What is interesting is that the videos are largely about a point I've made in the past (not online, but I suppose phones and Alexas are listening) - it is more important to get good lens than an expensive high-megapixel camera. Not too unusual but still - all these videos about lower-end/older cameras outperforming high-end modern cameras? I guess they know which camera I got - I searched for manuals and such (It's Fujifilm X-E2, a truly amazing little camera, btw. Look controls!). Heck, I bought it online, duh. And based on that camera alone (and a couple of lenses on ebay), they can probably tell a lot about my photographic ideals.
What is surprising is that my new 'clean slate' youtube is not pushing right-wing crap I was getting before - probably from my weakness for bowling-ball cannon videos, which apparently only jerks watch. I suppose some sensitivity to polarized political views is required to avoid a riot.

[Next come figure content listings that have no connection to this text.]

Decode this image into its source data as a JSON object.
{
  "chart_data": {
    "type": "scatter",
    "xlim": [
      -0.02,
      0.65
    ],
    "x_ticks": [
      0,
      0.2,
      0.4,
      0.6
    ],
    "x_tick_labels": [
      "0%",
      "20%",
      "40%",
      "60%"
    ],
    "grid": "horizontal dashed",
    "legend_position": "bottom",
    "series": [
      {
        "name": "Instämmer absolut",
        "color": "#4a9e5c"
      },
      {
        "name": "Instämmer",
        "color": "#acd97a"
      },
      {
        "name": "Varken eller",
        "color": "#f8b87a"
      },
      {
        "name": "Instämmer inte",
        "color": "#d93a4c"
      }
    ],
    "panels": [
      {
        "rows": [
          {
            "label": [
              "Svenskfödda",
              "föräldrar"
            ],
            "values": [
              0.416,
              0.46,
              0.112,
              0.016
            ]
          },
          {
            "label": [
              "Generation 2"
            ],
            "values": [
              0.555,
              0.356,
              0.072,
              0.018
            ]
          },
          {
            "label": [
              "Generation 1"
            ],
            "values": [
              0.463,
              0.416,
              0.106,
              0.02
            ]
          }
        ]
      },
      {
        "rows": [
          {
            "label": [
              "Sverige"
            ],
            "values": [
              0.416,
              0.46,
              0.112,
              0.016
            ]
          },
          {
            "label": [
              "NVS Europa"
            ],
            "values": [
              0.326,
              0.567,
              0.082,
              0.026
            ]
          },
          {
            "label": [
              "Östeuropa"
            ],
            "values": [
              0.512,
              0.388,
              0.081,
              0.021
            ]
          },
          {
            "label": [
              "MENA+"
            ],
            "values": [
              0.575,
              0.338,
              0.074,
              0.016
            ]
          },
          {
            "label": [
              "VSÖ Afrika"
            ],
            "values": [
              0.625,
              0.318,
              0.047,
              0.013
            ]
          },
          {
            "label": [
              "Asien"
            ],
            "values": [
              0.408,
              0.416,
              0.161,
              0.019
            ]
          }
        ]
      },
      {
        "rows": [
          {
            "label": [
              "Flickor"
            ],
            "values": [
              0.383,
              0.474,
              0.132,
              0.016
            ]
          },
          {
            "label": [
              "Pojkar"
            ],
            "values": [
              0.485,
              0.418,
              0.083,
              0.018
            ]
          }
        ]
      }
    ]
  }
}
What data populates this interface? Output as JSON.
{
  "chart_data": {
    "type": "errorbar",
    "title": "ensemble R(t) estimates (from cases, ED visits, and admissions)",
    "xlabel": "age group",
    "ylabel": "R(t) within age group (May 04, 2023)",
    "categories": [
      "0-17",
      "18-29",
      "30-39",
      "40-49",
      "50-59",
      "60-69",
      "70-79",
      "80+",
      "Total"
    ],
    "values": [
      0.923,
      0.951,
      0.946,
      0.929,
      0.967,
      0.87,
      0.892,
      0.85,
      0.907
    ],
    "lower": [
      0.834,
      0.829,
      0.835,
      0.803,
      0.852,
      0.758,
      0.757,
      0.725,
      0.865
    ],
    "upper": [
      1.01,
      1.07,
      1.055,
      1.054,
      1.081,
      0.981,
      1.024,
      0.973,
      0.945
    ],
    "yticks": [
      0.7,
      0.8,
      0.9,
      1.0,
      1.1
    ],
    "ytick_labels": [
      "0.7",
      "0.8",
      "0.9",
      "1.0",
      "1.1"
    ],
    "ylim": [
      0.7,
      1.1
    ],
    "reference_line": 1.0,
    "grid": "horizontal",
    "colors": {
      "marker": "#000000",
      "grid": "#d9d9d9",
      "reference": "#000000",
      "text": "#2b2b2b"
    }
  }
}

Here is an odd thing: a day after a conversation with a somewhat bigoted relative, in which I cautiously listened his transphobic ideas but didn't say much (some things take time and finesse), a truly offensive ad started popping up urging me to boycot some company because of a transgender spokesperson. Boy did they get this wrong! I felt great, until I realized that now I have _that_ on my permanet record. Ah, screw them.